Information
This assignment requires a bespoke approach for timely, fair and consistent marking due to the very large amount of fine-grained individually-weighted responses and large classes.
- There are numerous multiple correct tag combinations to describe and mitigate vulnerabilities. You won't lose marks where there is ambiguity.
- Do not worry about the best combination of tags to describe something. It's not marked by finding the exact correct combination of tags (there isn't one).
- There are many, many different correct solutions that can get 100%.
- Marks are awarded for certain combinations/pairs/groups of tags in an overlapping non-linear way.
- You should add all relevant tags to enrich your responses. Exploits should maximise the severity of the threat vectors, and mitigations should completely remove the threat and minimise the attack surface.
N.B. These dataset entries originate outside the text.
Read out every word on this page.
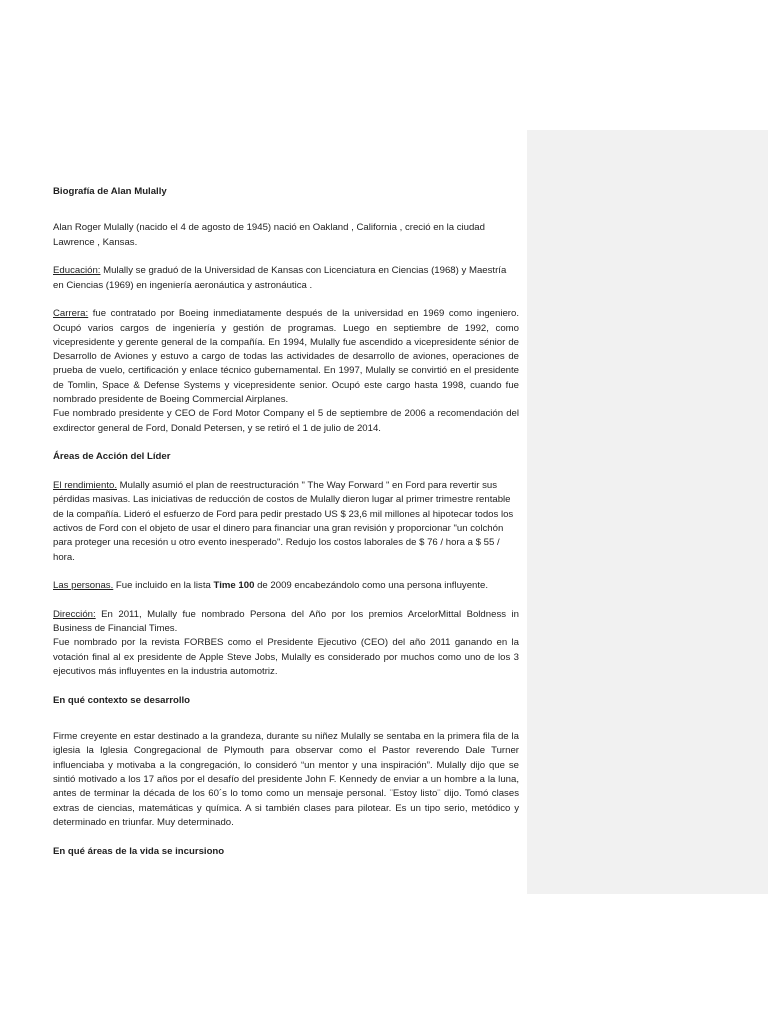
Biografía de Alan Mulally

Alan Roger Mulally (nacido el 4 de agosto de 1945) nació en Oakland , California , creció en la ciudad Lawrence , Kansas.

Educación: Mulally se graduó de la Universidad de Kansas con Licenciatura en Ciencias (1968) y Maestría en Ciencias (1969) en ingeniería aeronáutica y astronáutica .

Carrera: fue contratado por Boeing inmediatamente después de la universidad en 1969 como ingeniero. Ocupó varios cargos de ingeniería y gestión de programas. Luego en septiembre de 1992, como vicepresidente y gerente general de la compañía. En 1994, Mulally fue ascendido a vicepresidente sénior de Desarrollo de Aviones y estuvo a cargo de todas las actividades de desarrollo de aviones, operaciones de prueba de vuelo, certificación y enlace técnico gubernamental. En 1997, Mulally se convirtió en el presidente de Tomlin, Space & Defense Systems y vicepresidente senior. Ocupó este cargo hasta 1998, cuando fue nombrado presidente de Boeing Commercial Airplanes.

Fue nombrado presidente y CEO de Ford Motor Company el 5 de septiembre de 2006 a recomendación del exdirector general de Ford, Donald Petersen, y se retiró el 1 de julio de 2014.

Áreas de Acción del Líder

El rendimiento. Mulally asumió el plan de reestructuración " The Way Forward " en Ford para revertir sus pérdidas masivas. Las iniciativas de reducción de costos de Mulally dieron lugar al primer trimestre rentable de la compañía. Lideró el esfuerzo de Ford para pedir prestado US $ 23,6 mil millones al hipotecar todos los activos de Ford con el objeto de usar el dinero para financiar una gran revisión y proporcionar "un colchón para proteger una recesión u otro evento inesperado". Redujo los costos laborales de $ 76 / hora a $ 55 / hora.

Las personas. Fue incluido en la lista Time 100 de 2009 encabezándolo como una persona influyente.

Dirección: En 2011, Mulally fue nombrado Persona del Año por los premios ArcelorMittal Boldness in Business de Financial Times.

Fue nombrado por la revista FORBES como el Presidente Ejecutivo (CEO) del año 2011 ganando en la votación final al ex presidente de Apple Steve Jobs, Mulally es considerado por muchos como uno de los 3 ejecutivos más influyentes en la industria automotriz.

En qué contexto se desarrollo

Firme creyente en estar destinado a la grandeza, durante su niñez Mulally se sentaba en la primera fila de la iglesia la Iglesia Congregacional de Plymouth para observar como el Pastor reverendo Dale Turner influenciaba y motivaba a la congregación, lo consideró “un mentor y una inspiración”. Mulally dijo que se sintió motivado a los 17 años por el desafío del presidente John F. Kennedy de enviar a un hombre a la luna, antes de terminar la década de los 60´s lo tomo como un mensaje personal. ¨Estoy listo¨ dijo. Tomó clases extras de ciencias, matemáticas y química. A si también clases para pilotear. Es un tipo serio, metódico y determinado en triunfar. Muy determinado.

En qué áreas de la vida se incursiono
- However, marks can be deducted for having too many tags or for specific incorrect tag combinations—basically don't try and guess things you haven't found in the VM.
- Where possible, try to avoid the catch-all "Insecure" descriptor and use something more specific instead (although it is unavoidable in several cases).
- An optimised distance matrix and clustering strategy is used to detect collusion. Discrepancy in these cases can be severely penalised if identified.
- Marking is not fully automated, responses will be checked manually.
- There is no local storage or server backend with this; to save your progress click download, and to resume you can load the submission to resume.
- Don't try to hack this system, e.g. to allow more rows. Manually editing the downloaded file could result in a parsing error and you getting zero marks.
- Colours do nothing and do not impact the marking; they can be optionally used to help organise your findings.
If you have any feedback, suggestions or spot any bugs, please let me know via email or drop into my office hour.